LA COOPÉRATIVE LES GRANDS RANGS. 1er ODRE DE NOBLESSE.
P’tit cul de Kinsburry dans l’Estrie, tout prédestinait Éric Proulx à la révolution pacifique et active. Pourquoi vouloir faire autrement! Né et élevé dans la nature, un homme vient au monde le sens aigu de ses devoirs envers elle, puisque la nature est mère de toute vie. Qui n’aime pas sa mère n’a pas grande estime et connaissance de soi-même.
Chaque seconde de nos propres vise est l’étincelle d’une révolution qui nous maintient alerte. Vivre est un acte révolutionnaire. De cela Éric Proulx est fait; c’est un conquérant flamboyant de milliers d’étincelles pour une révolution qu’il veut sociale. C’est le retour du gros bon sens québécois pour une protection, une production, une consommation et une préservation de nos terres agricoles, mères nourricières. S’en départir est une folie que le fromager Proulx de la Ferme Tourilli combattra désormais avec un nouveau vaisseau. Une épicerie 100 % québécoise aux produits frais à emporter ou à consommer les deux pieds dans ce pavillon moderne qui célèbre celles et ceux qui nous nourrissent dans la région, et la terre qui porte nos repas et soigne nos maux. Toutes les communautés du monde se rassemblent autour d’une boulangerie et d’une épicerie. L’épicerie révolutionnaire d’Éric Proulx je la vois comme le puits au milieu d’un désert. Un puits dans le vaste marché, mais un grand puits pour notre communauté. Un pas dans la bonne direction, celle de la préservation de nos terres agricoles et la consommation de produits locaux. La révolution est dans l’action. L’idéal passe aussi par ce que nous mangeons. Bien manger, c’est bien penser! Si nous aimons autant qu’on le dit nos enfants, il devrait y avoir foule dans les marchés et les épiceries que nos voisins paysans et cultivateurs approvisionnent de produits sains et frais.

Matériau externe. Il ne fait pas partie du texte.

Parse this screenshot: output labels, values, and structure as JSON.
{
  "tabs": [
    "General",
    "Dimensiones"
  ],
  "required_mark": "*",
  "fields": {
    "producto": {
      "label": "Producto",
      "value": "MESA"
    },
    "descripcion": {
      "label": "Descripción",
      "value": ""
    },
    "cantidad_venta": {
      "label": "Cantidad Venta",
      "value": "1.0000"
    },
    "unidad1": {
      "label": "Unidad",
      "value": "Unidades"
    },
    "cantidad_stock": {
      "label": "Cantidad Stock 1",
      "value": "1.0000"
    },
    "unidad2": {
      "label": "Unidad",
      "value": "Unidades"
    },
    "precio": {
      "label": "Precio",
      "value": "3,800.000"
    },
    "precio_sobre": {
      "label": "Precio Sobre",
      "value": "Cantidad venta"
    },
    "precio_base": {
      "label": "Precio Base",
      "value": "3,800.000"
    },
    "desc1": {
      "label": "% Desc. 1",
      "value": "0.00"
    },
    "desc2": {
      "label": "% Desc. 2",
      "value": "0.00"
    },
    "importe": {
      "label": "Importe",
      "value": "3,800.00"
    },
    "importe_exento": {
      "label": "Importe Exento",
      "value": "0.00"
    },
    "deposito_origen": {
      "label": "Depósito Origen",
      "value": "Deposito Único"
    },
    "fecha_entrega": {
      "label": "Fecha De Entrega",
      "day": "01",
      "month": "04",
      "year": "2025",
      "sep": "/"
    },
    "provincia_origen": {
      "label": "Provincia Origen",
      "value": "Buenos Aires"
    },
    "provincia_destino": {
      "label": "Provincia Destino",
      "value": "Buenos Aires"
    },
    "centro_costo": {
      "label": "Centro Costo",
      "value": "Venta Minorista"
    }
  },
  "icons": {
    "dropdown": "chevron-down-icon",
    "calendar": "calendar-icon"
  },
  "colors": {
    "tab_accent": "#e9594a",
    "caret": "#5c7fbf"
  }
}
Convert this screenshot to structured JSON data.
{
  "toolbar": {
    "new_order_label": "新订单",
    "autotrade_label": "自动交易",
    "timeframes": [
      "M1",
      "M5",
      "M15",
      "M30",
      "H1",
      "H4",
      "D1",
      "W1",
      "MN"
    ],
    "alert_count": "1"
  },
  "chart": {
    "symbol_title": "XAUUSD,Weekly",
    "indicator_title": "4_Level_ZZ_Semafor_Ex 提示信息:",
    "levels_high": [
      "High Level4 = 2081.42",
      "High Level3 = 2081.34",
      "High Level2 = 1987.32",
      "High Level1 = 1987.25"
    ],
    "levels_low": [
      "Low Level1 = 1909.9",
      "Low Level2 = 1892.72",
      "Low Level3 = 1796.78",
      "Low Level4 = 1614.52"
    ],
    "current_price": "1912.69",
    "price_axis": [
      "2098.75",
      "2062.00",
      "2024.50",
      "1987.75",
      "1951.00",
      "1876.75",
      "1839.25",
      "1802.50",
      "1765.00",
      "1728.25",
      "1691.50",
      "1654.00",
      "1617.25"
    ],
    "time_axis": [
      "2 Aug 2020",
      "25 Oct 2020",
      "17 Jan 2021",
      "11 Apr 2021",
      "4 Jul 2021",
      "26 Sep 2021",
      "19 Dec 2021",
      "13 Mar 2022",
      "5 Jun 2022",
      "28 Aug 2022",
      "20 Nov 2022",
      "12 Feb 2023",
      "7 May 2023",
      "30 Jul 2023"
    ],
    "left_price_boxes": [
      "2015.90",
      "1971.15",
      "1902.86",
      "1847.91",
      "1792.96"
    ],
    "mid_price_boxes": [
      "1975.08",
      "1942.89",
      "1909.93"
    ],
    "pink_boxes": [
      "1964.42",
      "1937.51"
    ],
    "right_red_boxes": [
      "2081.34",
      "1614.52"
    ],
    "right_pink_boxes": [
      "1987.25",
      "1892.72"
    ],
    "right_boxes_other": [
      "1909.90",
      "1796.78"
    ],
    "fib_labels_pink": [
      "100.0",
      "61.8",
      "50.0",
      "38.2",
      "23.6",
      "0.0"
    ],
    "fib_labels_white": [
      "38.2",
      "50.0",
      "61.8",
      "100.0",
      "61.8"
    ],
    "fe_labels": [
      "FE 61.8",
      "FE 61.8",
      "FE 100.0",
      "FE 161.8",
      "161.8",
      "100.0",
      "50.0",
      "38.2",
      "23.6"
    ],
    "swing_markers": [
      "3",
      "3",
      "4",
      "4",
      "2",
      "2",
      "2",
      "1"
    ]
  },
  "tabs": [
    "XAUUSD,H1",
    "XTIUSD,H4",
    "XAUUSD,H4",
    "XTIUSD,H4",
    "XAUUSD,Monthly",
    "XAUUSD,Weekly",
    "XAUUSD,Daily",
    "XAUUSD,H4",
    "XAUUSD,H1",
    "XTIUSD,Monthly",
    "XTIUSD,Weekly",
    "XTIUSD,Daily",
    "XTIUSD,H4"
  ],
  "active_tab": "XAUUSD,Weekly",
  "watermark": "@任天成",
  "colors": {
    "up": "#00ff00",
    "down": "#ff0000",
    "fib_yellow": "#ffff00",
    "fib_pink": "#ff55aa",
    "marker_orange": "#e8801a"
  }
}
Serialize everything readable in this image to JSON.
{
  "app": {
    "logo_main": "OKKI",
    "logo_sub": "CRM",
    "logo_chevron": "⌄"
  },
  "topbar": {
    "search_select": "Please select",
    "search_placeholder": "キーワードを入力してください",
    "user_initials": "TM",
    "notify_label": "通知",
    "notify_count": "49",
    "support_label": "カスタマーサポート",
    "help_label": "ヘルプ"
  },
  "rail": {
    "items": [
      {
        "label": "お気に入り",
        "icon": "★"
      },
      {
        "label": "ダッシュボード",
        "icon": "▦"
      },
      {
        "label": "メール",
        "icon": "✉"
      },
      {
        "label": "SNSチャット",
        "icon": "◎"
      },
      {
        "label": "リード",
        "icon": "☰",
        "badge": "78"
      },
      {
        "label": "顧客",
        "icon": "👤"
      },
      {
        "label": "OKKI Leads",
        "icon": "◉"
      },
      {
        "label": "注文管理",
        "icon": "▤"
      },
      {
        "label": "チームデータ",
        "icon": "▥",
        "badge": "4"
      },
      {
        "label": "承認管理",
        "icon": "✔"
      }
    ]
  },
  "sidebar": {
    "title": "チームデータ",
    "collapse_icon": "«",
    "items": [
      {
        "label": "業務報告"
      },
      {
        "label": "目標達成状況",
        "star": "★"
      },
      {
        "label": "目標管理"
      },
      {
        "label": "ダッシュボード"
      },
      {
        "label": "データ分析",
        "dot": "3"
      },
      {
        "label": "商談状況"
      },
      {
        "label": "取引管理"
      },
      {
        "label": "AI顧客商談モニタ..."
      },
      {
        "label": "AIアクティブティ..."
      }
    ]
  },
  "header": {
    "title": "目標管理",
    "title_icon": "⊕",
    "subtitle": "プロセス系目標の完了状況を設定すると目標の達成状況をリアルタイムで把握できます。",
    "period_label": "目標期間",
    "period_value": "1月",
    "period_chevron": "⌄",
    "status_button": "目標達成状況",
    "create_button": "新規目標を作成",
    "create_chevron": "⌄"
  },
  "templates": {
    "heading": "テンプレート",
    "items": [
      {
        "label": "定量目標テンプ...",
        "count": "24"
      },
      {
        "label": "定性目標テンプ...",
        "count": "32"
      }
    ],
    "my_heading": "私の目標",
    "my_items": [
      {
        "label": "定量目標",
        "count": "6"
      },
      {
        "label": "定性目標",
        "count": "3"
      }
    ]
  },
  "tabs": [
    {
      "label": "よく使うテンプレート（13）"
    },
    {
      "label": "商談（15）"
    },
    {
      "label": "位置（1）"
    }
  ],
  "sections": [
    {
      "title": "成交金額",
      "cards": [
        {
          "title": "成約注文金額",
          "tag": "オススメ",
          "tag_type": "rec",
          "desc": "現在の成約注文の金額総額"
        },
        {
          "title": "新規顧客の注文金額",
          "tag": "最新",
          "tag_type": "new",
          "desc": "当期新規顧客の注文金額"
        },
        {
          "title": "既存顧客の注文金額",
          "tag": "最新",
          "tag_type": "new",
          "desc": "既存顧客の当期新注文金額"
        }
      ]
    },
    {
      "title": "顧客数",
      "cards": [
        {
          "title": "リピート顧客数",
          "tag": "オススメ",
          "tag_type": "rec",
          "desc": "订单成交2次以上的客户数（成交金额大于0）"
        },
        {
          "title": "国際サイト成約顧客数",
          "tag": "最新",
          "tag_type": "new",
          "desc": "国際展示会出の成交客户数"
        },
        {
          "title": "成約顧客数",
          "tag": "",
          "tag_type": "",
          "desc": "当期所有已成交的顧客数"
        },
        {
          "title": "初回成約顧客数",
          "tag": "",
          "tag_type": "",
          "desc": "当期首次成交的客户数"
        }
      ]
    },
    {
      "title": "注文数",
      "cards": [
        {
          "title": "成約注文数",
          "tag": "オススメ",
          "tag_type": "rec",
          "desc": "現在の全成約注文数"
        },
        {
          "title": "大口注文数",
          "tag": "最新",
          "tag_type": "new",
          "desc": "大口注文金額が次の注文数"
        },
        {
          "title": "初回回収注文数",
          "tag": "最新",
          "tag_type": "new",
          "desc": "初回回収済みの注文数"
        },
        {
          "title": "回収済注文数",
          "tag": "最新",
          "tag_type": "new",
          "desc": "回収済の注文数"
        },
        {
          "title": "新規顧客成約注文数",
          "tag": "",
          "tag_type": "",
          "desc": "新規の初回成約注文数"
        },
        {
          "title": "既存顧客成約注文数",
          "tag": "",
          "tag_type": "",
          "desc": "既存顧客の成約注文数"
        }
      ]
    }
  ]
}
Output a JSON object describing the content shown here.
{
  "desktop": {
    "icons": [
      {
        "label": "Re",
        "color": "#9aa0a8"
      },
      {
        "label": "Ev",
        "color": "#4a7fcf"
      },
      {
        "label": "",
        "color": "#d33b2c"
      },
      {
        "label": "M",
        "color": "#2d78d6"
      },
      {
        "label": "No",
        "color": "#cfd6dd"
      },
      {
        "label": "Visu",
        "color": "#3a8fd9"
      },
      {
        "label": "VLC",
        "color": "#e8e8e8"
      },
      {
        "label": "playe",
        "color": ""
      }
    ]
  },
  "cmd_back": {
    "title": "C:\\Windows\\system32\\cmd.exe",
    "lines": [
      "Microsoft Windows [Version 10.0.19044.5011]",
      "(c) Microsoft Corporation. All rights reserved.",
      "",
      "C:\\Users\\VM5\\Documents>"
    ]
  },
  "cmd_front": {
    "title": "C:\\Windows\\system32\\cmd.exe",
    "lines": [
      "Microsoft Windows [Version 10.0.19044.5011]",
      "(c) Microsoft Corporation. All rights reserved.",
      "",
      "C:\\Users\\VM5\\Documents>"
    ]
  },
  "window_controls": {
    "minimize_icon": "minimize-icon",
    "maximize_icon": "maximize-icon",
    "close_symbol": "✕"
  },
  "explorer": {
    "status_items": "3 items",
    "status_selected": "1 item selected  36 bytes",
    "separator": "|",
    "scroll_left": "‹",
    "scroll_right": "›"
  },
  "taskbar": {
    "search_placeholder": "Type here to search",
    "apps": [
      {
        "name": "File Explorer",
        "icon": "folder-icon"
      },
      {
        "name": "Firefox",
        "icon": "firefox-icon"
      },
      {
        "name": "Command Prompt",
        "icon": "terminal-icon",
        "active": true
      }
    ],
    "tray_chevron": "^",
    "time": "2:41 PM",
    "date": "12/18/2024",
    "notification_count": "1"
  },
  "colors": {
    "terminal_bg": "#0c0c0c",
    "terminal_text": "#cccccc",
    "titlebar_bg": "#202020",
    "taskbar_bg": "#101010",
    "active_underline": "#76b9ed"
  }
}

Le « Printemps Érable » a un arbre sucré pour emblème. Le bouleau jaune est quant à lui, celui de la nation. Sa résistance et son enracinement sont une source de réflexions, c’est sans doute pour cela que les Québécois l’ont pour emblême. Mais plus personne n’en plante à présent (à part un ami, Jean-Étienne Poirier, anthropologue, à écouter bientôt parler de spiritualité dans Les [É]clectiks).
À quoi servent les racines s’il n’y a plus d’arbres et de cimes pour en raconter l’origine ? Pas un seul bouleau jaune dans le parc du Bois-de-Coulonge, pourtant propriété d’État. Quand j’y pense, je me dis que lorsqu’ on ne voit plus l’arbre, ni l’écorce, ni même la forêt censée en être l’écran protecteur, mais à sa place, on voit un homme debout dans une forêt dévastée, il y a dangers. Et pas pour celui qu’on croit. L’humain n’est pas un nomade pour rien, c’est écrit dans ses gènes. Notre instinct nous adjoint à nous adapter. Pas à corrompre. Le monde tournera rond quand nous migrerons de nouveau au gré des saisons et des aléas. Ne renions pas le vagabond. Soyons plus jardinier, en pensée servira aussi, mieux que pas du tout.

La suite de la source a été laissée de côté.